The Stockholm International Peace Research Institute (SIPRI) reported on April 27 that global military spending hit a record $2.9 trillion in 2025, $169 billion more than 2024.

The 32 NATO members spent $1.581 trillion in 2025, accounting for 55 per cent of the total global military expenditures. The U.S. accounted for $954 billion or 33 per cent of the global total; China 12 per cent; Russia 6.6 per cent.

Canada reports that its military expenditures have come into compliance with NATO's two per cent of GDP demand of member states and as of March 2026 exceeded CAD$63 billion defence spending for the 2025–26 fiscal year. This is reportedly a major surge from 2020–2024, with 2024–25 estimates for example standing at 1.37 per cent of GDP. By comparison in 2023-2024 Canada's defence spending reached approximately CAD$34.5 billion, accounting for about 6.7 per cent of federal spending.

The UN estimates that $93 billion a year would be sufficient to eradicate world hunger by 2030. This means that annually, the world spends roughly 30 times more on military endeavors than what is needed to ensure that everyone has enough food.
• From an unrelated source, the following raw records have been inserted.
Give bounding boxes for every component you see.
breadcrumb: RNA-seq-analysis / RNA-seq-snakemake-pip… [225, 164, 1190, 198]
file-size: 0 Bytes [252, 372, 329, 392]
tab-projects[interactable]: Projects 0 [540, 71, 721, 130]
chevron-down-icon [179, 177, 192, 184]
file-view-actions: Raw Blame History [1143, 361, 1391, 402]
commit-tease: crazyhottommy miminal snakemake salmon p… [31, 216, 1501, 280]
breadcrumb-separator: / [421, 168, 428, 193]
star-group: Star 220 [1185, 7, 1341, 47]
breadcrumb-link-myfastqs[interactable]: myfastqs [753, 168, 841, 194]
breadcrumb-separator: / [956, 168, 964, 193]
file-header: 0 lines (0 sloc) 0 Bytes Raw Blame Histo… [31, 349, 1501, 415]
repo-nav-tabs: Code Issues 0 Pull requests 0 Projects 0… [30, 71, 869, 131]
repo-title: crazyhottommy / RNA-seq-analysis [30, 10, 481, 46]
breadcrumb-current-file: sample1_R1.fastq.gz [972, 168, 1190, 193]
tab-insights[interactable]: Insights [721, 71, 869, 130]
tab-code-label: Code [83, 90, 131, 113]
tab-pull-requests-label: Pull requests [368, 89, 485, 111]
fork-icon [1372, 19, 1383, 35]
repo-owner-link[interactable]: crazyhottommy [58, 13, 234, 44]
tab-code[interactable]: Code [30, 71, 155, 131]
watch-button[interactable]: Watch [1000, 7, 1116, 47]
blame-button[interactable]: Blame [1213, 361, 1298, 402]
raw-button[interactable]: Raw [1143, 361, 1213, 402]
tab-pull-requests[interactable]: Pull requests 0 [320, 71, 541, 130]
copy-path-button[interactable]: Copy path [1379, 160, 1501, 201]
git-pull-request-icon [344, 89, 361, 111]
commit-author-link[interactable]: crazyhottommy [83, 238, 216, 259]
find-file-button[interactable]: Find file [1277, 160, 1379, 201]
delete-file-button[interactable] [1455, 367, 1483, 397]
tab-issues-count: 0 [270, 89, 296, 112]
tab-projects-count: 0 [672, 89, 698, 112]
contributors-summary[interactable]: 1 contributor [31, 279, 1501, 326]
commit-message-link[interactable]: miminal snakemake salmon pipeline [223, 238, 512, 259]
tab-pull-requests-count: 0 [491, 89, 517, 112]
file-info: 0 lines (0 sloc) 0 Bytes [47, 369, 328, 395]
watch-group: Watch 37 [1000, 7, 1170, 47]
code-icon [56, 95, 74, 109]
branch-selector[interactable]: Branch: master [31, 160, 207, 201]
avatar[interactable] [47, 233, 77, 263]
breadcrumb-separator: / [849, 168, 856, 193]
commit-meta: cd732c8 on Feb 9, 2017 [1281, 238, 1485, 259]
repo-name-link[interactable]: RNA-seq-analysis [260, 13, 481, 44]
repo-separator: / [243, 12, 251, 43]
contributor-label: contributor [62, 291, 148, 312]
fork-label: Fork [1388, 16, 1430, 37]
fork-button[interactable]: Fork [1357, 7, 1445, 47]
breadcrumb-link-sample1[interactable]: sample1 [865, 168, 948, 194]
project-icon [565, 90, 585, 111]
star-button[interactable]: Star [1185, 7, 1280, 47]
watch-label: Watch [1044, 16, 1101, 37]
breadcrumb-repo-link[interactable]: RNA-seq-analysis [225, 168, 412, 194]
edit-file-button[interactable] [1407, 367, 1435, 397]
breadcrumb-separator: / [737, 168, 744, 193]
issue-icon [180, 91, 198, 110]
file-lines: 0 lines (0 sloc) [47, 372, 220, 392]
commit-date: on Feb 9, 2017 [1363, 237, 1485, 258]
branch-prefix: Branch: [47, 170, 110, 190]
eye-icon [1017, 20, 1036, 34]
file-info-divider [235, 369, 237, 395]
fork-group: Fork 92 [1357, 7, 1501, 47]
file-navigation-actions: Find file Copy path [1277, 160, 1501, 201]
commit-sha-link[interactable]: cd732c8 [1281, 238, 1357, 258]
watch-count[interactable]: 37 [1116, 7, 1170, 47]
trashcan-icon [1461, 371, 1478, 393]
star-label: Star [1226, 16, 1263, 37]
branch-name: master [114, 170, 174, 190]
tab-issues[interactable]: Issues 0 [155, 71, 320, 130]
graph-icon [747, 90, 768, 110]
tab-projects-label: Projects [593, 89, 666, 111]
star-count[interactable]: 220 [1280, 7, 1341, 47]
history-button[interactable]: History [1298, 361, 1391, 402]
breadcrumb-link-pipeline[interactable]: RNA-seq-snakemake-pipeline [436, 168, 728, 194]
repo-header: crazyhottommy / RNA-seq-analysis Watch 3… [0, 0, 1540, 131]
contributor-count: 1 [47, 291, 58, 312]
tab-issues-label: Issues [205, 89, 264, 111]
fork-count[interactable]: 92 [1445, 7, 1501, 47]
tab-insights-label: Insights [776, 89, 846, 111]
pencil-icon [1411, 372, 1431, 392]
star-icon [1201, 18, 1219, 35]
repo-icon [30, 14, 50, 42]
Commentators have pointed out that the increase in global military spending in 2025 would be enough to eradicate world hunger, eradicate malaria and cover the total expenditure of the United Nations. Oxfam analysts also suggested that less than three per cent of the combined annual military spending by G7 countries could cover the cost of ending global hunger and addressing the debt crisis in the what they call the global south.

It is also known that the military is the largest institutional emitter of greenhouse gases in the world, starting with the U.S. The military is among the world's largest institutional consumers of fossil fuels that are used to power jets and other aircraft, warships, military bases and vast global supply chains that generate enormous greenhouse gas emissions. Globally, militaries are estimated to be responsible for approximately 5.5 per cent of annual emissions; if they were a country, they would rank as the fourth-largest emitter, after China, the United States and India.